After finishing up the materials for my Level Up 2009 entry, today I spent a little while trying out an idea I had recently:
One of the problems with using vertical sync in a video game is that it eats into the available CPU time for performing game updates. The way vsync is implemented in most graphics APIs, it causes your Present/EndDraw/SwapBuffers call to block until the card enters vertical blank and the frame is shown to the user. While this is ideal from a correctness perspective, it’s a tremendous waste since it means you can end up sitting there for up to 16 milliseconds, waiting for vertical blank. If your game spends lots of time doing both updating and drawing, all that time could be spent performing updates instead. Ouch.
Currently, my game spends about as much time drawing as it does updating. A significant portion of the time spent drawing (20-30%) is within the EndDraw function. Turning off vertical sync drops the amount of time spent in EndDraw considerably, but introduces tearing. So, as a potential solution, why not call EndDraw on a background thread? While the thread waits for vertical blank, I can begin performing the next frame’s Update, and in the event that I finish updating before the previous frame is visible, I simply wait for that previous EndDraw call before beginning to paint the next frame. In the optimal case, this means I can come much closer to the best possible framerate without introducing tearing, and in the worst case, the cost of rendering an individual frame is only *slightly* increased by the use of thread synchronization. The fact that I’m only doing EndDraw on another thread means that I don’t have to worry about protecting my game data with locks and other synchronization techniques, since the GraphicsDevice doesn’t use any of my game data when performing the EndDraw operation.
So, to test this out, I overrode my Game class’s BeginDraw and EndDraw methods. This turns out to be all we have to do to change the way drawing is performed, because the XNA Framework developers were kind enough to make both of these methods virtual.

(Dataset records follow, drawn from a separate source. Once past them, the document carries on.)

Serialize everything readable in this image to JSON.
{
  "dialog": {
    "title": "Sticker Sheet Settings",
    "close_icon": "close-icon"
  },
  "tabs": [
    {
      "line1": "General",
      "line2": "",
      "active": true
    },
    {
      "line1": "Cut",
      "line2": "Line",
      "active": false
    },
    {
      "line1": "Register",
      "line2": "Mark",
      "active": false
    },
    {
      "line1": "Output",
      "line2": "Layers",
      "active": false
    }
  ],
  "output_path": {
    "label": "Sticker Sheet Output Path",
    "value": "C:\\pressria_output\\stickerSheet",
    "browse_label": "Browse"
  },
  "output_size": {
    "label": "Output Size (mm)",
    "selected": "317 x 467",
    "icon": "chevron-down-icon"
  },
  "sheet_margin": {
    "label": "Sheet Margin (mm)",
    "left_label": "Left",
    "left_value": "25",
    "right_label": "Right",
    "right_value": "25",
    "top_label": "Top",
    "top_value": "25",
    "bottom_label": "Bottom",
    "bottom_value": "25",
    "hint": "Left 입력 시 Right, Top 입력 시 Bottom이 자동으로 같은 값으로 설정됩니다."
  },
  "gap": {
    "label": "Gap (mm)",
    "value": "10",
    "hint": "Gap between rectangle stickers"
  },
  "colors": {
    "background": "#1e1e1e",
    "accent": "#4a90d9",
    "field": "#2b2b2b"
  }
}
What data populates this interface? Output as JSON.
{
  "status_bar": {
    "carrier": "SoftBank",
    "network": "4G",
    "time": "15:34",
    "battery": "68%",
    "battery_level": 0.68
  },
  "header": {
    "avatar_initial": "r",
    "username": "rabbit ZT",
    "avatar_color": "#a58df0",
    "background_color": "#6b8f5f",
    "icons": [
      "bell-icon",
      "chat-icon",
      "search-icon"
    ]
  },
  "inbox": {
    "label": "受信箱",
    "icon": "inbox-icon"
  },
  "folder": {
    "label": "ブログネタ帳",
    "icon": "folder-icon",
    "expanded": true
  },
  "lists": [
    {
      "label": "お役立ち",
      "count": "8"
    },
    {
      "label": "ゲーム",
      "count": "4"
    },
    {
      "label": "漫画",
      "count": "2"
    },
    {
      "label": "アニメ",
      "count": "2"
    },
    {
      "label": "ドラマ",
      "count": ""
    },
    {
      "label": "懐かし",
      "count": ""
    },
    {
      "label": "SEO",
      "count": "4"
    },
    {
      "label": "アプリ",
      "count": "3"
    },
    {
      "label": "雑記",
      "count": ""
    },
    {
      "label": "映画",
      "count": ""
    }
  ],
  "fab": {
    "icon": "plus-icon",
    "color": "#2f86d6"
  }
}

protected override bool BeginDraw () {
_DrawCompleteEvent.WaitOne();
_DrawCompleteEvent.Reset();
return base.BeginDraw();
}
protected override void EndDraw () {
_DrawRequiredEvent.Set();
}
Of course, at this point, the two events used here are never set, so this code won’t work. Thus, we add a background thread to perform our painting:
AutoResetEvent _DrawRequiredEvent = new AutoResetEvent(false);
ManualResetEvent _DrawCompleteEvent = new ManualResetEvent(true);
public Game () {
...
_DrawThread = new Thread(DrawThreadFunc);
_DrawThread.IsBackground = true;
_DrawThread.Start();
}
protected void DrawThreadFunc () {
while (true) {
_DrawRequiredEvent.WaitOne();
base.EndDraw();
_DrawCompleteEvent.Set();
}
}
Fairly simple thread programming here: We create a thread, and set IsBackground to true so that it will stop as soon as the main thread exits. The thread spends all of its time waiting for a ‘required draw’ signal, and then performs an EndDraw call. Once the call is complete, it sets another signal to inform the Game class that the previous draw has finished and it’s safe to perform a BeginDraw call (this lets us make sure that we never use the GraphicsDevice on the main thread while the background thread is performing an EndDraw).
Once this is all done, I start up my game, and… the framerate isn’t any different. Huh? What’s more, my frame profiler indicates that Update is now taking ten times as long as it used to, while Draw isn’t any faster. Huh???
In situations like this, it’s always good to consult a profiler to see if you’re missing something important:
So, we can see that the DrawThread is definitely doing its job – it calls EndDraw, then waits for a signal asking it to draw again. Both are taking about as much time as we’d expect. But why is Update taking so long…?
… oh. Oops.
So it turns out that I was using GraphicsDevice.Viewport.Width and GraphicsDevice.Viewport.Height in my camera code. Accessing the Viewport property caused the XNA framework to call into Direct3D to retrieve the viewport, which acquired the exact same lock being used by EndDraw, causing my main thread to stall until the draw completed. WHOOPS.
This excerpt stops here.